Wednesday, August 6, 2008

Hiroshima


Today is the 63rd anniversary of the detonation of the first atomic weapon of mass destruction. The United States dropped the bomb, nicknamed "Little Boy," at about 8:15 AM on Monday, August 6, 1945, on the Japanese city of Hiroshima, killing 80,000 people (by the end of the year the numbers had risen to 140,000). Three days later, August 9, the second bomb, "Fat Man," was dropped on the city of Nagasaki eventually killing 80,000 people.

This is one of the six photographs recording the disaster of Hiroshima. A precious photograph taken only three hours or so after the explosion.

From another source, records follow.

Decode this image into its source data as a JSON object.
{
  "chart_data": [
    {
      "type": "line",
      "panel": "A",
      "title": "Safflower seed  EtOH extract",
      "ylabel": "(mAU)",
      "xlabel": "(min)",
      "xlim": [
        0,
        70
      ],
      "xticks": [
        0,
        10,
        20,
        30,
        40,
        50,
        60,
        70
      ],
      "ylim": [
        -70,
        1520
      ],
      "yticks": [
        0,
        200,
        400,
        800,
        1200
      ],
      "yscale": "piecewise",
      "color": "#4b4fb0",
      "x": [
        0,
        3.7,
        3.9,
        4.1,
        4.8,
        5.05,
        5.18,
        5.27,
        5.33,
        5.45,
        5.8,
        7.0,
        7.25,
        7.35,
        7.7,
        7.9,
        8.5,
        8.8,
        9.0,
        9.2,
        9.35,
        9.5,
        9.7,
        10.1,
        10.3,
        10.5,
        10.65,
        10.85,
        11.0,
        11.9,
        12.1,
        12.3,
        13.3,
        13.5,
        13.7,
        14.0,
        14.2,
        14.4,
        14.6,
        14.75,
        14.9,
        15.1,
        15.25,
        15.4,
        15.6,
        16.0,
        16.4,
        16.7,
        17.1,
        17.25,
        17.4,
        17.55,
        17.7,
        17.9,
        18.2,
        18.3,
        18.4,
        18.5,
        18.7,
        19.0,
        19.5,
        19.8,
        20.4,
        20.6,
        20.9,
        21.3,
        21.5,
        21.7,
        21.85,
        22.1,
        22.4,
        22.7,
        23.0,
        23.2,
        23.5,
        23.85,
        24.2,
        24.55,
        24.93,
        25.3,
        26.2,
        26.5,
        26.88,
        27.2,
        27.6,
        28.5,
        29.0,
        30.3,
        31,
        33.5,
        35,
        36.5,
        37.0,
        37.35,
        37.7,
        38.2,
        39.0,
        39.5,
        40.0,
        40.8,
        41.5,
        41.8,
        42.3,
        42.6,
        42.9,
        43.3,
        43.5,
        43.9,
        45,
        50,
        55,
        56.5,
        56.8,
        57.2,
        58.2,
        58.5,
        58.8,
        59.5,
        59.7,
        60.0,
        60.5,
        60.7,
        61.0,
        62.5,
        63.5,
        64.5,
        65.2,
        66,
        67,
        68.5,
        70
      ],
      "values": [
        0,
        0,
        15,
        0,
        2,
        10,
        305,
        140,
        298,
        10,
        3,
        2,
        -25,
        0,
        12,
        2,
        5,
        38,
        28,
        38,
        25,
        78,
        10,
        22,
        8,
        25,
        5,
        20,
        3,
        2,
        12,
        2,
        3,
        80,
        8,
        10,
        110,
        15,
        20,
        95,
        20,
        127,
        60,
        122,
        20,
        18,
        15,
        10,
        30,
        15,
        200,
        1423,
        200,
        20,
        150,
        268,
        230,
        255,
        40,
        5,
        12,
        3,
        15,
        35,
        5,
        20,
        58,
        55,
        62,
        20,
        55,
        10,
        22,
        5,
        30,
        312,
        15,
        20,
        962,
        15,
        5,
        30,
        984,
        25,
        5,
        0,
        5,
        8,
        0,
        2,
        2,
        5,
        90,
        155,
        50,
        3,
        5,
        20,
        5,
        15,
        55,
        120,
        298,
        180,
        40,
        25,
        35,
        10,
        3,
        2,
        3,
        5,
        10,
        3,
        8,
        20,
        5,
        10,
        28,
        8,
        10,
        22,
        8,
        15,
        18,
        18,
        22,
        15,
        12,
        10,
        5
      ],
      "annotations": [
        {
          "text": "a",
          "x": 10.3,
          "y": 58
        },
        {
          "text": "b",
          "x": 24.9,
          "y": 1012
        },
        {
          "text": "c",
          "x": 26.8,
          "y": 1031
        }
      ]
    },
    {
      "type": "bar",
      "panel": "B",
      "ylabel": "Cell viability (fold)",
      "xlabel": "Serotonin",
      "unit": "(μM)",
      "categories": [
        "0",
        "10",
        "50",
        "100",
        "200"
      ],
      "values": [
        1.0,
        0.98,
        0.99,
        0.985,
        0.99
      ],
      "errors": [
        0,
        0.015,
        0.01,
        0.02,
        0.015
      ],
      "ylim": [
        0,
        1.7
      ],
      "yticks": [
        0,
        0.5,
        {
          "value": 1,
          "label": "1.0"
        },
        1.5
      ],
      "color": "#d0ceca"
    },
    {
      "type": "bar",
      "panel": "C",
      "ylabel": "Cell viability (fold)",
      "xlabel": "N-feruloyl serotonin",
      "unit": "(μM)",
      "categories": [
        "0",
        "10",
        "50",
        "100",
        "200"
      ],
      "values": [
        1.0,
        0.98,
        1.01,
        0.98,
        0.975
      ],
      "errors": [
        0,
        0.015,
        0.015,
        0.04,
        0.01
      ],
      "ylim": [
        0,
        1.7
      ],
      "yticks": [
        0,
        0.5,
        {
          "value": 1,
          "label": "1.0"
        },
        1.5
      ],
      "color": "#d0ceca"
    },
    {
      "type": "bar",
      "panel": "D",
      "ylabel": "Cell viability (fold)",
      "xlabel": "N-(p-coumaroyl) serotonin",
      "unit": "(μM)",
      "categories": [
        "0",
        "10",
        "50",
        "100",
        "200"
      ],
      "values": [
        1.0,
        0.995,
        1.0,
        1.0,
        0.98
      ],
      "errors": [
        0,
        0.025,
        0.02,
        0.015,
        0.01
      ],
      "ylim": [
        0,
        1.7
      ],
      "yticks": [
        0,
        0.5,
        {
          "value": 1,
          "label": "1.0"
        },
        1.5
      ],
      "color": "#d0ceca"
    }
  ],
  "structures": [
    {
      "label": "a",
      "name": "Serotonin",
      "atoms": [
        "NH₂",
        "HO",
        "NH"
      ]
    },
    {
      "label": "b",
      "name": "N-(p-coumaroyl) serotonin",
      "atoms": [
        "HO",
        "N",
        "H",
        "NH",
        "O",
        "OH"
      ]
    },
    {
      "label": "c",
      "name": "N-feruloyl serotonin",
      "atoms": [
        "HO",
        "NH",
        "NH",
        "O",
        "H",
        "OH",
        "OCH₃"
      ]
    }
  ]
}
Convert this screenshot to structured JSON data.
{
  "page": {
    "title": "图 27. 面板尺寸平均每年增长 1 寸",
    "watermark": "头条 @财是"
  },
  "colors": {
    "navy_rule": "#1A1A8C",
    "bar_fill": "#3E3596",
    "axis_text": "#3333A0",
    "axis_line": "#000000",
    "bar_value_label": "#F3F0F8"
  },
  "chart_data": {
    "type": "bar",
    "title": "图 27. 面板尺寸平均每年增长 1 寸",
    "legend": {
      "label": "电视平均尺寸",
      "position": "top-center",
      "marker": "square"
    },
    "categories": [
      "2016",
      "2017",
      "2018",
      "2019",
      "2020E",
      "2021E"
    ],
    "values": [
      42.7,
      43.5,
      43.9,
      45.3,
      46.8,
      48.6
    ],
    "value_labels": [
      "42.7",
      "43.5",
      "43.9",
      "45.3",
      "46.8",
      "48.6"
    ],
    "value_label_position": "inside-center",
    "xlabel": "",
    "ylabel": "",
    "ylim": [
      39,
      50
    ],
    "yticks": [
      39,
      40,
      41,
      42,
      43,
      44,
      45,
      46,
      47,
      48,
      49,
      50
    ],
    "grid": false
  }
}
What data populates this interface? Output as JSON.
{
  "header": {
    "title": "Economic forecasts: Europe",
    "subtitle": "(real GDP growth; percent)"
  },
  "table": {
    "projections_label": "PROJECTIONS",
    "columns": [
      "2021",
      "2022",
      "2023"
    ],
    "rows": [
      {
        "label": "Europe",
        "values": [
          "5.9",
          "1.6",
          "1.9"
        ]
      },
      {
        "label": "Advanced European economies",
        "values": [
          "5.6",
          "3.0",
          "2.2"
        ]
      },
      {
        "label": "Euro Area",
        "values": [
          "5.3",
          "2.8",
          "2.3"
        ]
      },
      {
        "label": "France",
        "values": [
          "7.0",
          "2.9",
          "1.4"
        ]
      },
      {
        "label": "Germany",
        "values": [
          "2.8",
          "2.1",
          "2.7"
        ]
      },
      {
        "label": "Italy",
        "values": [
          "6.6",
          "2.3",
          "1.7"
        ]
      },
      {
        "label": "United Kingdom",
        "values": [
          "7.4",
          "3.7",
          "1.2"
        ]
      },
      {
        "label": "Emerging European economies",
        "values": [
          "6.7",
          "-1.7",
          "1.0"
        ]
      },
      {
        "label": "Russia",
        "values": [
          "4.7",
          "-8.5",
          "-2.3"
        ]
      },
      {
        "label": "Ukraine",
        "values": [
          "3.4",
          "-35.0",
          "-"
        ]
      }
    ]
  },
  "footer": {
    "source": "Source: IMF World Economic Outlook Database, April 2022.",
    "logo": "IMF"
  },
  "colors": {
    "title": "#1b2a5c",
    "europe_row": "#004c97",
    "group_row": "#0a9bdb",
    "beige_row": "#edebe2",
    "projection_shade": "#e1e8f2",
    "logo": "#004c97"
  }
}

Mr. Matsushige, who was a news cameraman then, wrote in the "Hiroshima Tokuho," issued on August 6, 1980, based on his experience, as follows:
"...in front of the police box of Senda township located at the west end of Miyuki Bridge, a policeman took off the lid of an oil can and started to give first aid treatment to the people with burns, but the number of the injured increased rapidly. I thought this must be photographed and held the camera in position. The scene I saw through the finder was too cruel. Among the hundreds of injured persons of whom you cannot tell the difference between male and female, there were children screaming 'It's hot, it's hot!' and infants crying over the body of their mother who appeared to be already dead. I tried to pull myself together by telling myself that I'm a news cameraman, and it is my duty and privilege to take a photograph, even if it is just one, and even if people take me as a devil or a cold-hearted man. I finally managed to press the shutter, but when I looked through the finder for the second time, the object was blurred by tears." (http://www.gensuikin.org/english/photo.html)

At the Peace Memorial Park this morning in Hiroshima Mayor Tadatoshi Akiba said "We who seek the abolition of nuclear weapons are the majority....
Last year 170 countries voted in favour of Japan's U.N. Resolution calling for the abolition of nuclear weapons. Only three countries, the United States among them, opposed this resolution,"
The memorial speech was attended by the ambassador of nuclear-armed China, as well as Prime Minister Yasuo Fukuda and elderly survivors of the attack.

Officially the bombs were necessary to prevent the greater loss of life that would result from an American invasion of Japan. I don't know if this is true or not. I do know that we are living in a world with far too many nuclear weapons.
We are fighting a war in Iraq because (officially) our government was convinced that Saddam Hussein had developed atomic weapons. He did not. We have come close to war with North Korea and Iran over their development of nuclear weapons.
Earlier this year, if I remember right, Sen. Barak Obama said that he would talk to the leaders of Iran and that nuclear weapons would be off the table. Sen. Clinton made much of that promise, criticizing him for making it.

I sure do hope it's a promise he keeps. I fear for our world. I believe that if we aren't careful atomic weapons will yet destroy us. Whether it's the unsupervised weapons left over from the Soviet Union or weapons produced by new nuclear powers like Iran I am afraid for our world. We must speak out and hope to whatever God we worship that we can disarm before it's too late if it isn't already.